HONG KONG - Macau Judiciary Police (MJP) are verifying an official request by the Malaysian police to send a team to Macau to arrest Malaysian businessman Low Taek Jho.
Mr Low, better known as Jho Low, is wanted in Malaysia for questioning relating to the huge scandal involving state fund 1Malaysia Development Berhad (1MDB).
In response to queries by The Straits Times, the MJP said on Tuesday (July 10) that it "will provide the information as requested by the country concerned as soon as possible".
Malaysia's Inspector-General of Police (IGP) Mohamad Fuzi Harun said earlier in the day that the police had sent a written request through the Interpol liaison office in Bukit Aman to counterparts in Macau and were waiting for a response.
"We were initially alerted that he was in Hong Kong and we sent a team there to bring him home. When we arrived there, however, we learnt that he had left by ferry to Macau," he reportedly said.
Macau does not have any extradition treaty with other countries.
The Malaysian police chief said they had previously requested seven countries including China to be on alert regarding the fugitive businessman.
Mr Low, who is chief executive of Hong Kong-based company Jynwel Capital, lived in Hong Kong for some years.
A check of the company's website on Tuesday found that the site is "undergoing major reconstruction" and is no longer available.
The Hong Kong police declined comment when contacted.
The Malaysian state fund is the target of multiple investigations in Singapore, the United States, Switzerland and several other countries. US prosecutors have alleged that Mr Low is the mastermind of a scheme involving dozens of illicit payments that drained billions from 1MDB.

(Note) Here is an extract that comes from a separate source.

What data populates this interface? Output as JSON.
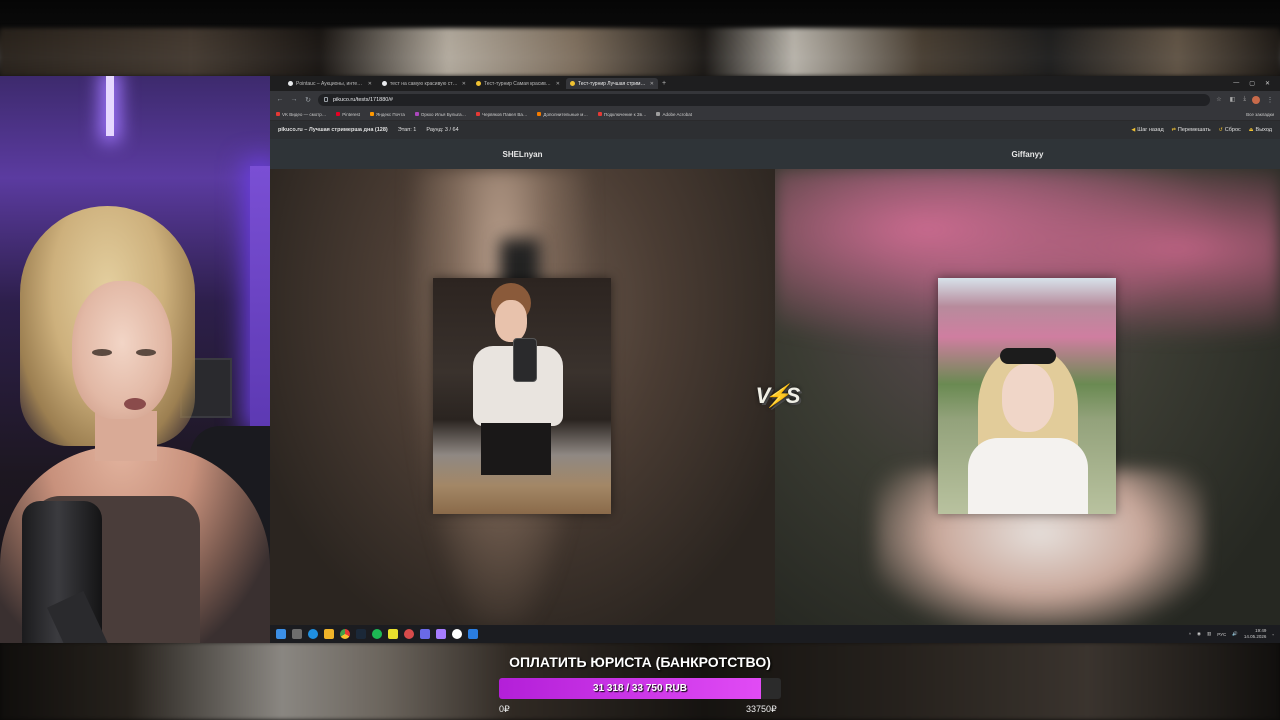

Mr Low had previously described his role with 1MDB as informal consulting that did not break any laws.
The state fund was set up by former prime minister Najib Razak in 2009 and he served as chairman of its advisory board.
Najib was charged on July 4 with three counts of criminal breach of trust and one of abuse of power involving RM42 million (S$14 million) linked to SRC International, a former subsidiary of 1MDB. He pleaded not guilty to the charges and was granted bail.